Hermes (programming language)
Hermes[1] [2] is a language for distributed programming[3] that was developed at IBM's Thomas J. Watson Research Center from 1986 through 1992, with an open-source compiler and run-time system.[4] Hermes' primary features included:[5]
- Language support of processes and interprocess communication.
- Compile-time verification that operations use initialized data.
- Representation-independent data aggregates called tables.
- Lack of pointers.
It used typestate analysis, which serves to check variables transitions errors (to rule out some semantically non meaningful transitions from one state to another), of which reading an uninitialized variable is a special case. In this role of compile-time checking of data initialization is similar to definite assignment analysis performed by Java, Cyclone and C#.
Hermes and its predecessor, NIL (Network Implementation Language), were the earliest programming languages supporting this form of initialization checking.[6] Typestate was actually used more extensively, to generate compiler-inserted "delete" operations.
References
- ^ Strom, Robert E.; Bacon, David F; Goldberg, Arthur P.; Lowry, Andy; Yellin, Daniel M.; Yemini, Shaula (1991). Hermes - A Language for Distributed Computing. Englewood Cliffs, NJ, USA: Prentice-Hall. ISBN 978-0-13-389537-7.
- ^ Lowry, Andy (1992). "The Hermes language in outline form". ACM SIGPLAN Notices. 27 (8): 51–70. doi:10.1145/142137.142148. ISSN 0362-1340.

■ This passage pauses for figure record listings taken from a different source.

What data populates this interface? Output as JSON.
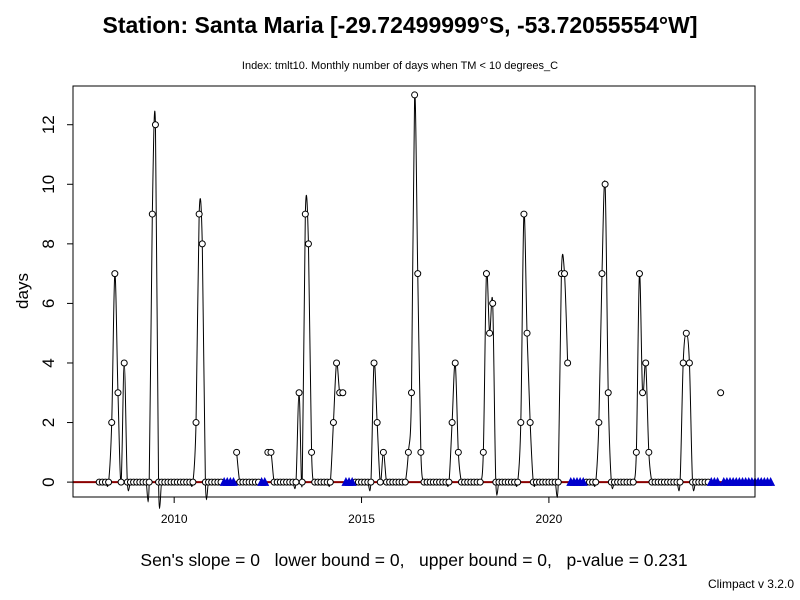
{
  "title": "Station: Santa Maria [-29.72499999°S, -53.72055554°W]",
  "subtitle": "Index: tmlt10. Monthly number of days when TM < 10 degrees_C",
  "stats_text": "Sen's slope = 0   lower bound = 0,   upper bound = 0,   p-value = 0.231",
  "footer": "Climpact v 3.2.0",
  "colors": {
    "line": "#000000",
    "trend": "#8B0000",
    "missing": "#0000CD"
  },
  "chart_data": {
    "type": "line",
    "title": "Station: Santa Maria [-29.72499999°S, -53.72055554°W]",
    "subtitle": "Index: tmlt10. Monthly number of days when TM < 10 degrees_C",
    "xlabel": "",
    "ylabel": "days",
    "x_start": "2008-01",
    "x_ticks": [
      2010,
      2015,
      2020
    ],
    "xlim": [
      2007.3,
      2025.5
    ],
    "ylim": [
      -0.5,
      13.3
    ],
    "y_ticks": [
      0,
      2,
      4,
      6,
      8,
      10,
      12
    ],
    "grid": false,
    "values": [
      0,
      0,
      0,
      0,
      2,
      7,
      3,
      0,
      4,
      0,
      0,
      0,
      0,
      0,
      0,
      0,
      0,
      9,
      12,
      0,
      0,
      0,
      0,
      0,
      0,
      0,
      0,
      0,
      0,
      0,
      0,
      2,
      9,
      8,
      0,
      0,
      0,
      0,
      0,
      0,
      null,
      null,
      null,
      null,
      1,
      0,
      0,
      0,
      0,
      0,
      0,
      0,
      null,
      null,
      1,
      1,
      0,
      0,
      0,
      0,
      0,
      0,
      0,
      0,
      3,
      0,
      9,
      8,
      1,
      0,
      0,
      0,
      0,
      0,
      0,
      2,
      4,
      3,
      3,
      null,
      null,
      null,
      0,
      0,
      0,
      0,
      0,
      0,
      4,
      2,
      0,
      1,
      0,
      0,
      0,
      0,
      0,
      0,
      0,
      1,
      3,
      13,
      7,
      1,
      0,
      0,
      0,
      0,
      0,
      0,
      0,
      0,
      0,
      2,
      4,
      1,
      0,
      0,
      0,
      0,
      0,
      0,
      0,
      1,
      7,
      5,
      6,
      0,
      0,
      0,
      0,
      0,
      0,
      0,
      0,
      2,
      9,
      5,
      2,
      0,
      0,
      0,
      0,
      0,
      0,
      0,
      0,
      0,
      7,
      7,
      4,
      null,
      null,
      null,
      null,
      null,
      0,
      0,
      0,
      0,
      2,
      7,
      10,
      3,
      0,
      0,
      0,
      0,
      0,
      0,
      0,
      0,
      1,
      7,
      3,
      4,
      1,
      0,
      0,
      0,
      0,
      0,
      0,
      0,
      0,
      0,
      0,
      4,
      5,
      4,
      0,
      0,
      0,
      0,
      0,
      0,
      null,
      null,
      null,
      3,
      null,
      null,
      null,
      null,
      null,
      null,
      null,
      null,
      null,
      null,
      null,
      null,
      null,
      null,
      null,
      null
    ],
    "trend": {
      "slope": 0,
      "intercept": 0
    },
    "sen_slope": 0,
    "lower_bound": 0,
    "upper_bound": 0,
    "p_value": 0.231,
    "missing_marker": "blue triangles at y = 0 for missing months"
  }
}
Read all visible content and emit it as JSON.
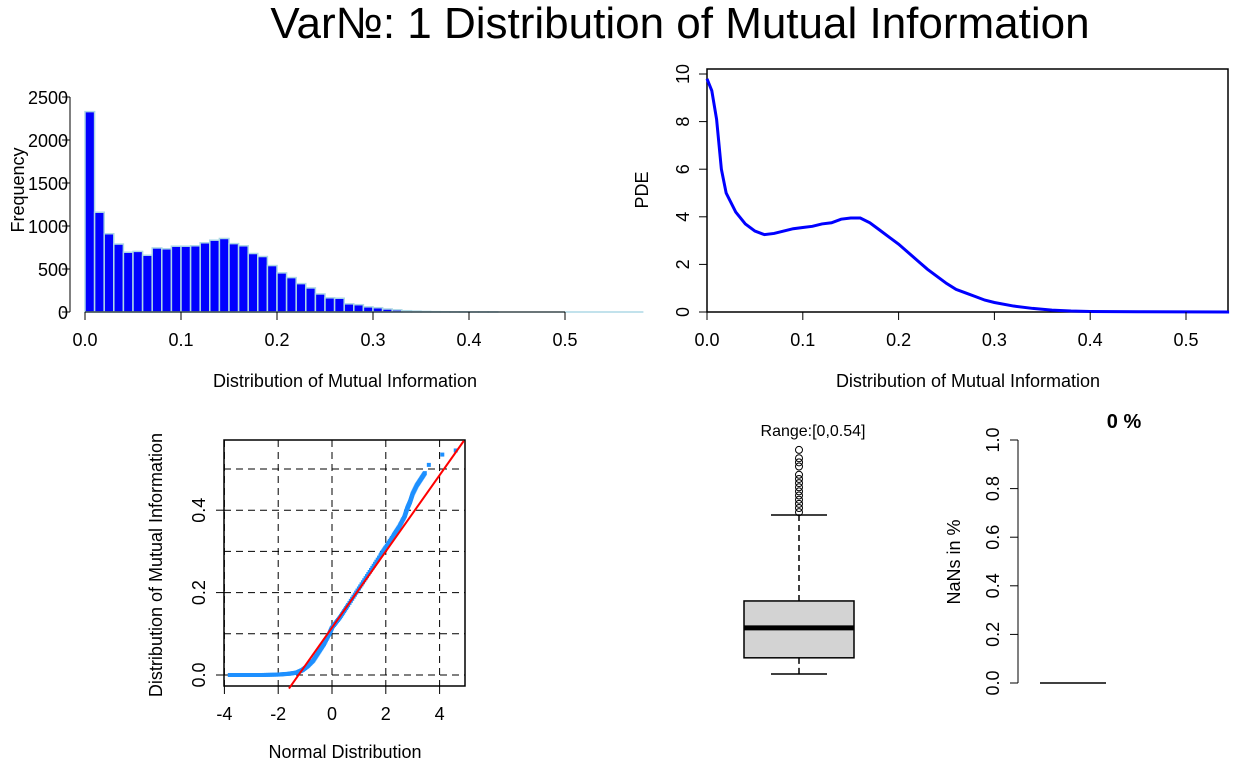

- ^ Strom, R.E. (1990). "Hermes: an integrated language and system for distributed programming". IEEE Workshop on Experimental Distributed Systems. pp. 75–82. doi:10.1109/EDS.1990.138054.
- ^ Bacon, David F.; Lowry, Andy (1990). A Portable Run-time System for the Hermes Distributed Programming Language. USENIX Summer Technical Conference. Anaheim, California, USA: Usenix Association. pp. 39–50.
- ^ Korfhage, Willard; Goldberg, Arthur P. (1995). "Hermes language experiences" (PDF). Software: Practice and Experience. 25 (4): 389–402. CiteSeerX 10.1.1.13.9034. doi:10.1002/spe.4380250404. ISSN 0038-0644.
- ^ Strom, Robert E. (1983). "Mechanisms for compile-time enforcement of security". Proceedings of the 10th ACM SIGACT-SIGPLAN symposium on Principles of programming languages - POPL '83. pp. 276–284. doi:10.1145/567067.567093. ISBN 978-0897910903.